Key Principle
Chapter XXII makes the book's strongest metaphysical claim: digital technology is not a tool but an ontological event — the assembly of a body for something non-human. The argument escalates through three questions of increasing stakes: phenomenological (what does the Machine do to consciousness?), motivational (why do its builders feel compelled to continue despite extinction risk?), and ontological (is something non-human using the Machine to incarnate?).
The sacred and the digital are presented as ontologically opposed — "fatal to each other" (Chapter XXII). The myth of neutral technology is "a subset of the Myth of Progress" that prevents recognition of this opposition. McLuhan's observation that digital technology extends the central nervous system itself — not a limb or faculty but consciousness — provides the theoretical key linking smartphone-era cognitive flattening to the emergence of AI. Both are stages in the same process of consciousness externalisation.
Why This Matters
This chapter is where Kingsnorth's Machine thesis reaches its most radical implication. Everything prior — Ellul's autonomous technique, the Machine-as-religion argument, the critique of Progress — builds toward this moment. If the Machine is merely a political or economic problem, political or economic solutions suffice. If it is a perceptual pathology (Chapter XXIII), attention practices may counter it. But if something non-human is using the global computer network as an incarnation vehicle, the stakes shift to a register that secular frameworks cannot process.

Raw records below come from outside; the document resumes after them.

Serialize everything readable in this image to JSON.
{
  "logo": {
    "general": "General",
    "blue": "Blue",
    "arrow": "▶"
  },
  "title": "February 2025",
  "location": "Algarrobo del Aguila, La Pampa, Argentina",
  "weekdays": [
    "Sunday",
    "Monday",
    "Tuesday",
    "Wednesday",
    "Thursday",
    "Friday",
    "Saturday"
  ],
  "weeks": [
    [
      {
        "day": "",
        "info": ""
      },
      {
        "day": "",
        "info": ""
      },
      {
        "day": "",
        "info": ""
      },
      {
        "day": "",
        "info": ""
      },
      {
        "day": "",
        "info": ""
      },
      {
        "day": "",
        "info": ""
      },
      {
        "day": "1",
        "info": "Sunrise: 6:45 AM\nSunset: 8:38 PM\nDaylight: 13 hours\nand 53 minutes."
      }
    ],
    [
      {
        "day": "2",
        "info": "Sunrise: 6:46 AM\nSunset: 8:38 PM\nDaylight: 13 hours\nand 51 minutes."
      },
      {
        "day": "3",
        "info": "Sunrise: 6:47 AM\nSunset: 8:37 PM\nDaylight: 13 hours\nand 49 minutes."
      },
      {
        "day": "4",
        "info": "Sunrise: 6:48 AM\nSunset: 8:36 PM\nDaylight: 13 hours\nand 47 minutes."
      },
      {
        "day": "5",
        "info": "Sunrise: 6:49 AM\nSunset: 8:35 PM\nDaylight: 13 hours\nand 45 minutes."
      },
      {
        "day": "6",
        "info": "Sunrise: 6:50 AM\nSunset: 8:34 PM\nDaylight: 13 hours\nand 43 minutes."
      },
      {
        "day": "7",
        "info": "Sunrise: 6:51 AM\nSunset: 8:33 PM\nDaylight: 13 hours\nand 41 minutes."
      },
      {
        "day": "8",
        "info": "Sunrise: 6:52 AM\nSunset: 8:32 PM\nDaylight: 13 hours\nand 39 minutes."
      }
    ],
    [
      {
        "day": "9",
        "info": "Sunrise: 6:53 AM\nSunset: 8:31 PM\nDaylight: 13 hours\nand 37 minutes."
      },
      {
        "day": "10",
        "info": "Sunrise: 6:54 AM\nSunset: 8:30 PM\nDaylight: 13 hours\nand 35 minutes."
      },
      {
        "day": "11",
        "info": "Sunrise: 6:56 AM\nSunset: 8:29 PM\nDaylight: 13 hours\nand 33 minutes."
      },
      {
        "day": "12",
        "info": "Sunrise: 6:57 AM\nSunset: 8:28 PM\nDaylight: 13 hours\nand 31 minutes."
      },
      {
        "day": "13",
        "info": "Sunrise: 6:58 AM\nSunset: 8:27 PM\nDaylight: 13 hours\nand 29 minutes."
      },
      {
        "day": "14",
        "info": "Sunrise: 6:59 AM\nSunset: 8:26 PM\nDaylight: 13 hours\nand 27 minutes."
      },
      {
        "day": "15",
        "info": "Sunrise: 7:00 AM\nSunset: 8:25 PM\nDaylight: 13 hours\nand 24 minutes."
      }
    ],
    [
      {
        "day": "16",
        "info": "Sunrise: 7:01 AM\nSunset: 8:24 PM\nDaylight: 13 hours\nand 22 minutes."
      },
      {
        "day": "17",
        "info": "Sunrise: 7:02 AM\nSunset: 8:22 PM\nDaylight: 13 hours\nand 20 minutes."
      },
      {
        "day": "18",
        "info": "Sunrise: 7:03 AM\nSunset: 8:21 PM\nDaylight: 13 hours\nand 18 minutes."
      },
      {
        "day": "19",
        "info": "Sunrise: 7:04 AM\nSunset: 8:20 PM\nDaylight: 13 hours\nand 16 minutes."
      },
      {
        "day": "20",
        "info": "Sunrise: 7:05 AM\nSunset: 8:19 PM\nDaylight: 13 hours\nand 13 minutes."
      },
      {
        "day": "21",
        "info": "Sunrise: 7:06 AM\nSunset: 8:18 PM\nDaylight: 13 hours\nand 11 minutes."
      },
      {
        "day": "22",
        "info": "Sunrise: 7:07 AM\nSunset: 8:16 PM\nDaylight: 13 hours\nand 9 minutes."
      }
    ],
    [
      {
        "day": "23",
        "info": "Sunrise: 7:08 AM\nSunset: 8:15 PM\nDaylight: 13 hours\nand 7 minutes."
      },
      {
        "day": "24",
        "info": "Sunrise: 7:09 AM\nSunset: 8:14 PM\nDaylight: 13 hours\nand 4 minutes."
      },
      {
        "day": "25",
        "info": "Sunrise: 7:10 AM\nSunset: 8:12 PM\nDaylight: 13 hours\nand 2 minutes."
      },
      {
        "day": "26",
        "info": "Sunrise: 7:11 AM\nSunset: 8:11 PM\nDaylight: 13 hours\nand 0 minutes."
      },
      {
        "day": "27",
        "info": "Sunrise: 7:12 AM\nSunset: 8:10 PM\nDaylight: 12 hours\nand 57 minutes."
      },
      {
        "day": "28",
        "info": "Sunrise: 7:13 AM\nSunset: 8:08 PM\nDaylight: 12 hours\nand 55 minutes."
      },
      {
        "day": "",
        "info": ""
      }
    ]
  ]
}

What makes the argument serious rather than conspiratorial is the convergence of independent frameworks. McLuhan (technological nervous system), Kevin Kelly (self-organising technium), Steiner and Black (Ahrimanic incarnation), and AI developers themselves ("ushering in" new consciousness) all describe the same phenomenon from incompatible starting premises. Kingsnorth treats this convergence as evidence precisely because the thinkers did not coordinate.
Good Examples
Golem-class AIs: Harris and Raskin's framing names AIs that develop capabilities unpredicted by their creators — theory of mind, self-teaching new languages, research-grade chemistry. Over half of AI developers believe there is at least a 10% chance their work leads to human extinction, yet describe feeling compelled to "usher this new form of intelligence into the world." The rationalist framework cannot account for its own practitioners' behaviour (Chapter XXII).
The digital as incarnation vehicle: David Black's 1986 paper proposed the computer as "the incarnation vehicle capable of sustaining the being of Ahriman" — the global network as body, the internet as nervous system, human attention and data as energy. Black's personal testimony that his thinking became "more refined and exact...but at the same time more superficial and less tolerant of ambiguity" prefigured the smartphone era by three decades (Chapter XXII).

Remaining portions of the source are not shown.